Unless you've been living under a rock, you’re likely well aware of the politics and fingerpointing surrounding record high gasoline prices across British Columbia.
But as the "pain at the pump" blame game unfolds, we are once again reminded that perception isn't necessarily reality. Oh sure, while the cost of a fill up is no doubt putting a strain on tight personal finances, the all-important B.C. tourism industry isn’t setting its hair on fire over fuel at this point.
Or at least, they aren't showing it.
"At this point in time, I don't share those concerns," responds Stephen Pearce, Tourism Vancouver's vice president of marketing when asked about the potential impact of record high fuel prices.
He explains that for the moment, they have no actual data to suggest that the cost of driving could sway summer vacation travel. In fact, the 2019 Metro Vancouver tourist count is actually running ahead of last year's pace, with April's hotel occupancy 4% higher than a year ago.
"The numbers I look at with respect to our hotels are still very strong," says Pearce.
That said, Pearce points out Vancouver tourism officials are keenly aware of a "what if" scenario should rubber tire tourism traffic nosedive. While Tourism Vancouver is hopeful the number of Americans driving across the border will remain robust thanks to the strong US dollar, Pearce is less convinced that headlines about North America's highest fuel costs in Vancouver won't cause out-of-province Canadians to think twice.
Walt Judas, CEO of the Tourism Industry Association of B.C., generally shares this cautious optimism, but does admit being somewhat apprehensive about the impact of expensive fuel.
"In scenarios like this, people do tend to travel less distance than previously planned,” says Judas, quick to point out that fuel costs will impact other areas of the tourism industry such as transportation companies, service providers, and suppliers.
For Ellen Matthews, vice president of the Thompson Okanagan Tourism Association, the glaring spotlight on record pump prices raises perception concerns.

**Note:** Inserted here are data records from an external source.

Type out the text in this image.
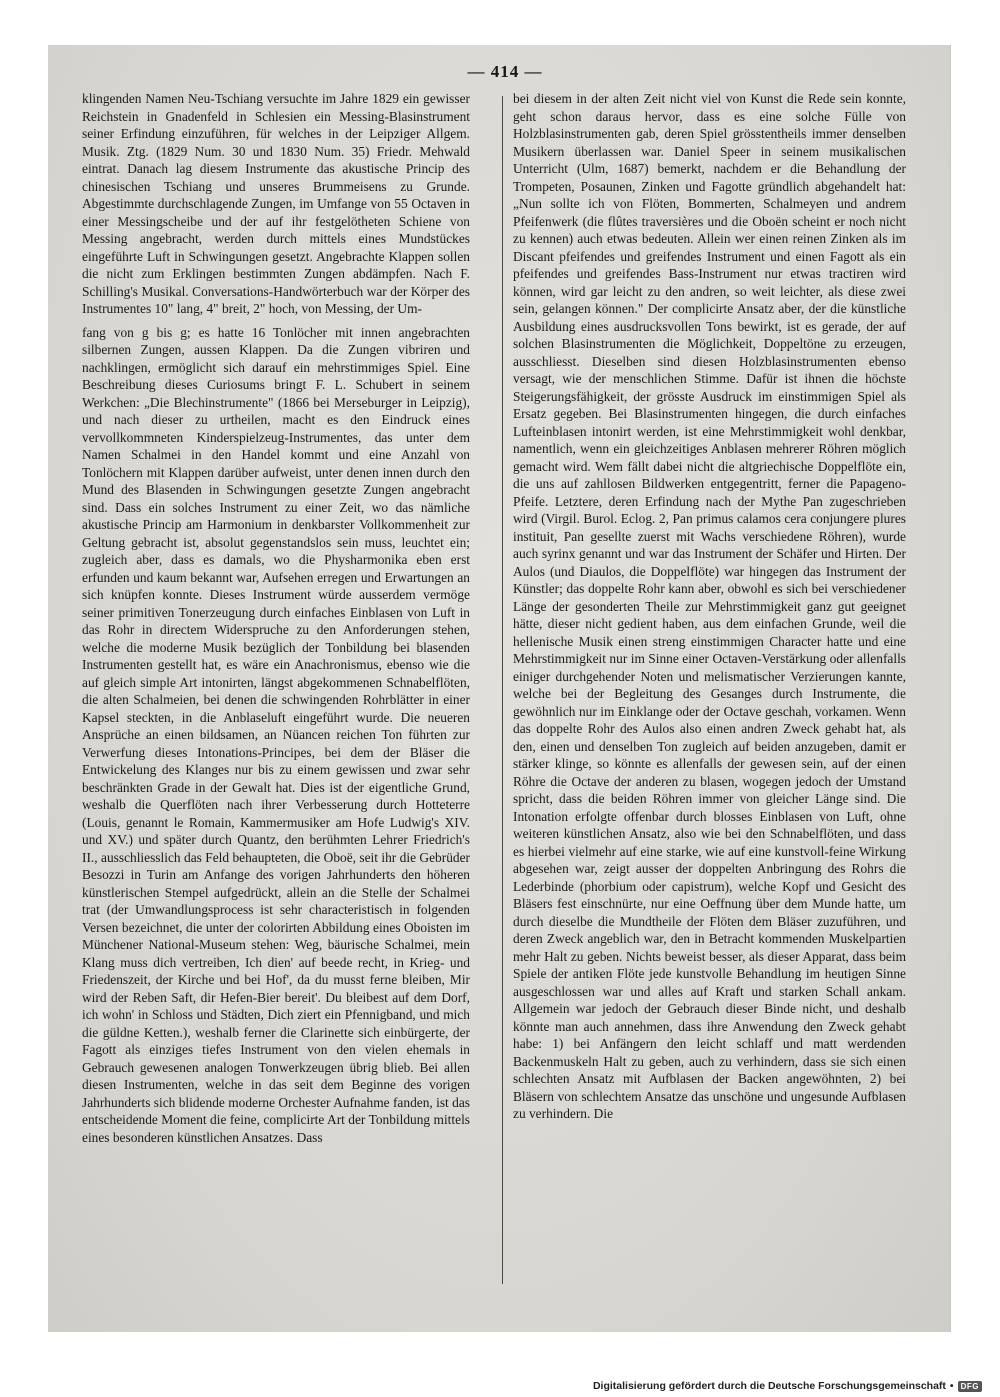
— 414 —

klingenden Namen Neu-Tschiang versuchte im Jahre 1829 ein gewisser Reichstein in Gnadenfeld in Schlesien ein Messing-Blasinstrument seiner Erfindung einzuführen, für welches in der Leipziger Allgem. Musik. Ztg. (1829 Num. 30 und 1830 Num. 35) Friedr. Mehwald eintrat. Danach lag diesem Instrumente das akustische Princip des chinesischen Tschiang und unseres Brummeisens zu Grunde. Abgestimmte durchschlagende Zungen, im Umfange von 55 Octaven in einer Messingscheibe und der auf ihr festgelötheten Schiene von Messing angebracht, werden durch mittels eines Mundstückes eingeführte Luft in Schwingungen gesetzt. Angebrachte Klappen sollen die nicht zum Erklingen bestimmten Zungen abdämpfen. Nach F. Schilling's Musikal. Conversations-Handwörterbuch war der Körper des Instrumentes 10" lang, 4" breit, 2" hoch, von Messing, der Um-

fang von g bis g; es hatte 16 Tonlöcher mit innen angebrachten silbernen Zungen, aussen Klappen. Da die Zungen vibriren und nachklingen, ermöglicht sich darauf ein mehrstimmiges Spiel. Eine Beschreibung dieses Curiosums bringt F. L. Schubert in seinem Werkchen: „Die Blechinstrumente" (1866 bei Merseburger in Leipzig), und nach dieser zu urtheilen, macht es den Eindruck eines vervollkommneten Kinderspielzeug-Instrumentes, das unter dem Namen Schalmei in den Handel kommt und eine Anzahl von Tonlöchern mit Klappen darüber aufweist, unter denen innen durch den Mund des Blasenden in Schwingungen gesetzte Zungen angebracht sind. Dass ein solches Instrument zu einer Zeit, wo das nämliche akustische Princip am Harmonium in denkbarster Vollkommenheit zur Geltung gebracht ist, absolut gegenstandslos sein muss, leuchtet ein; zugleich aber, dass es damals, wo die Physharmonika eben erst erfunden und kaum bekannt war, Aufsehen erregen und Erwartungen an sich knüpfen konnte. Dieses Instrument würde ausserdem vermöge seiner primitiven Tonerzeugung durch einfaches Einblasen von Luft in das Rohr in directem Widerspruche zu den Anforderungen stehen, welche die moderne Musik bezüglich der Tonbildung bei blasenden Instrumenten gestellt hat, es wäre ein Anachronismus, ebenso wie die auf gleich simple Art intonirten, längst abgekommenen Schnabelflöten, die alten Schalmeien, bei denen die schwingenden Rohrblätter in einer Kapsel steckten, in die Anblaseluft eingeführt wurde. Die neueren Ansprüche an einen bildsamen, an Nüancen reichen Ton führten zur Verwerfung dieses Intonations-Principes, bei dem der Bläser die Entwickelung des Klanges nur bis zu einem gewissen und zwar sehr beschränkten Grade in der Gewalt hat. Dies ist der eigentliche Grund, weshalb die Querflöten nach ihrer Verbesserung durch Hotteterre (Louis, genannt le Romain, Kammermusiker am Hofe Ludwig's XIV. und XV.) und später durch Quantz, den berühmten Lehrer Friedrich's II., ausschliesslich das Feld behaupteten, die Oboë, seit ihr die Gebrüder Besozzi in Turin am Anfange des vorigen Jahrhunderts den höheren künstlerischen Stempel aufgedrückt, allein an die Stelle der Schalmei trat (der Umwandlungsprocess ist sehr characteristisch in folgenden Versen bezeichnet, die unter der colorirten Abbildung eines Oboisten im Münchener National-Museum stehen: Weg, bäurische Schalmei, mein Klang muss dich vertreiben, Ich dien' auf beede recht, in Krieg- und Friedenszeit, der Kirche und bei Hof', da du musst ferne bleiben, Mir wird der Reben Saft, dir Hefen-Bier bereit'. Du bleibest auf dem Dorf, ich wohn' in Schloss und Städten, Dich ziert ein Pfennigband, und mich die güldne Ketten.), weshalb ferner die Clarinette sich einbürgerte, der Fagott als einziges tiefes Instrument von den vielen ehemals in Gebrauch gewesenen analogen Tonwerkzeugen übrig blieb. Bei allen diesen Instrumenten, welche in das seit dem Beginne des vorigen Jahrhunderts sich blidende moderne Orchester Aufnahme fanden, ist das entscheidende Moment die feine, complicirte Art der Tonbildung mittels eines besonderen künstlichen Ansatzes. Dass

bei diesem in der alten Zeit nicht viel von Kunst die Rede sein konnte, geht schon daraus hervor, dass es eine solche Fülle von Holzblasinstrumenten gab, deren Spiel grösstentheils immer denselben Musikern überlassen war. Daniel Speer in seinem musikalischen Unterricht (Ulm, 1687) bemerkt, nachdem er die Behandlung der Trompeten, Posaunen, Zinken und Fagotte gründlich abgehandelt hat: „Nun sollte ich von Flöten, Bommerten, Schalmeyen und andrem Pfeifenwerk (die flûtes traversières und die Oboën scheint er noch nicht zu kennen) auch etwas bedeuten. Allein wer einen reinen Zinken als im Discant pfeifendes und greifendes Instrument und einen Fagott als ein pfeifendes und greifendes Bass-Instrument nur etwas tractiren wird können, wird gar leicht zu den andren, so weit leichter, als diese zwei sein, gelangen können." Der complicirte Ansatz aber, der die künstliche Ausbildung eines ausdrucksvollen Tons bewirkt, ist es gerade, der auf solchen Blasinstrumenten die Möglichkeit, Doppeltöne zu erzeugen, ausschliesst. Dieselben sind diesen Holzblasinstrumenten ebenso versagt, wie der menschlichen Stimme. Dafür ist ihnen die höchste Steigerungsfähigkeit, der grösste Ausdruck im einstimmigen Spiel als Ersatz gegeben. Bei Blasinstrumenten hingegen, die durch einfaches Lufteinblasen intonirt werden, ist eine Mehrstimmigkeit wohl denkbar, namentlich, wenn ein gleichzeitiges Anblasen mehrerer Röhren möglich gemacht wird. Wem fällt dabei nicht die altgriechische Doppelflöte ein, die uns auf zahllosen Bildwerken entgegentritt, ferner die Papageno-Pfeife. Letztere, deren Erfindung nach der Mythe Pan zugeschrieben wird (Virgil. Burol. Eclog. 2, Pan primus calamos cera conjungere plures instituit, Pan gesellte zuerst mit Wachs verschiedene Röhren), wurde auch syrinx genannt und war das Instrument der Schäfer und Hirten. Der Aulos (und Diaulos, die Doppelflöte) war hingegen das Instrument der Künstler; das doppelte Rohr kann aber, obwohl es sich bei verschiedener Länge der gesonderten Theile zur Mehrstimmigkeit ganz gut geeignet hätte, dieser nicht gedient haben, aus dem einfachen Grunde, weil die hellenische Musik einen streng einstimmigen Character hatte und eine Mehrstimmigkeit nur im Sinne einer Octaven-Verstärkung oder allenfalls einiger durchgehender Noten und melismatischer Verzierungen kannte, welche bei der Begleitung des Gesanges durch Instrumente, die gewöhnlich nur im Einklange oder der Octave geschah, vorkamen. Wenn das doppelte Rohr des Aulos also einen andren Zweck gehabt hat, als den, einen und denselben Ton zugleich auf beiden anzugeben, damit er stärker klinge, so könnte es allenfalls der gewesen sein, auf der einen Röhre die Octave der anderen zu blasen, wogegen jedoch der Umstand spricht, dass die beiden Röhren immer von gleicher Länge sind. Die Intonation erfolgte offenbar durch blosses Einblasen von Luft, ohne weiteren künstlichen Ansatz, also wie bei den Schnabelflöten, und dass es hierbei vielmehr auf eine starke, wie auf eine kunstvoll-feine Wirkung abgesehen war, zeigt ausser der doppelten Anbringung des Rohrs die Lederbinde (phorbium oder capistrum), welche Kopf und Gesicht des Bläsers fest einschnürte, nur eine Oeffnung über dem Munde hatte, um durch dieselbe die Mundtheile der Flöten dem Bläser zuzuführen, und deren Zweck angeblich war, den in Betracht kommenden Muskelpartien mehr Halt zu geben. Nichts beweist besser, als dieser Apparat, dass beim Spiele der antiken Flöte jede kunstvolle Behandlung im heutigen Sinne ausgeschlossen war und alles auf Kraft und starken Schall ankam. Allgemein war jedoch der Gebrauch dieser Binde nicht, und deshalb könnte man auch annehmen, dass ihre Anwendung den Zweck gehabt habe: 1) bei Anfängern den leicht schlaff und matt werdenden Backenmuskeln Halt zu geben, auch zu verhindern, dass sie sich einen schlechten Ansatz mit Aufblasen der Backen angewöhnten, 2) bei Bläsern von schlechtem Ansatze das unschöne und ungesunde Aufblasen zu verhindern. Die

Digitalisierung gefördert durch die Deutsche Forschungsgemeinschaft • DFG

While readily admitting her region's reliance on rubber tire vacation traffic, Matthews is hoping travellers adopt a pragmatic approach to gasoline costs:
"We are hoping that when it comes to gas prices, people will look at it and say yes, it's an increase – but at the end of the day what it really means is one less dinner out."
However, recent polling by Nanos Research would seem to suggest that record high gasoline prices do pose a threat to this summer's tourism season.
The survey, commissioned by CTV News, found that 38% of Canadians are worried and 32% are somewhat worried about rising fuel costs.
In British Columbia, that concern is more pronounced: 68% of respondents are convinced that Canadians are likely or somewhat likely to drive less during the summer because of rising fuel.
"I do think we need to temper our message in many ways," laments Matthews, while expressing her concern about media coverage and political rhetoric surrounding gasoline costs. Perception caused by negative headlines becomes reality, and Matthews fears "some stories will turn people off."
Like nearly all British Columbia, tourism is a powerful economic engine in the Interior. While last year's overall traffic through the Thompson Okanagan was hindered by wildfires, that region still counted 4.5 million overnight stays by British Columbians from outside the area, and 2.2 million overnight stops by Albertans.
Only time will determine how tourism fares amid record high fuel prices. While there are no obvious indicators at this point, there is widespread concern; tourism-related businesses are nervous.
While B.C.'s vacation sector is no stranger to challenges after two straight record setting wildfire seasons, the current pain at the pumps poses the possibility of a double whammy.
Bob Price is a veteran B.C. broadcaster who anchored the morning news on CHNL radio in Kamloops for the past 30 years. Bob is also a past Webster Award winner whose previous stops included Vancouver and Calgary.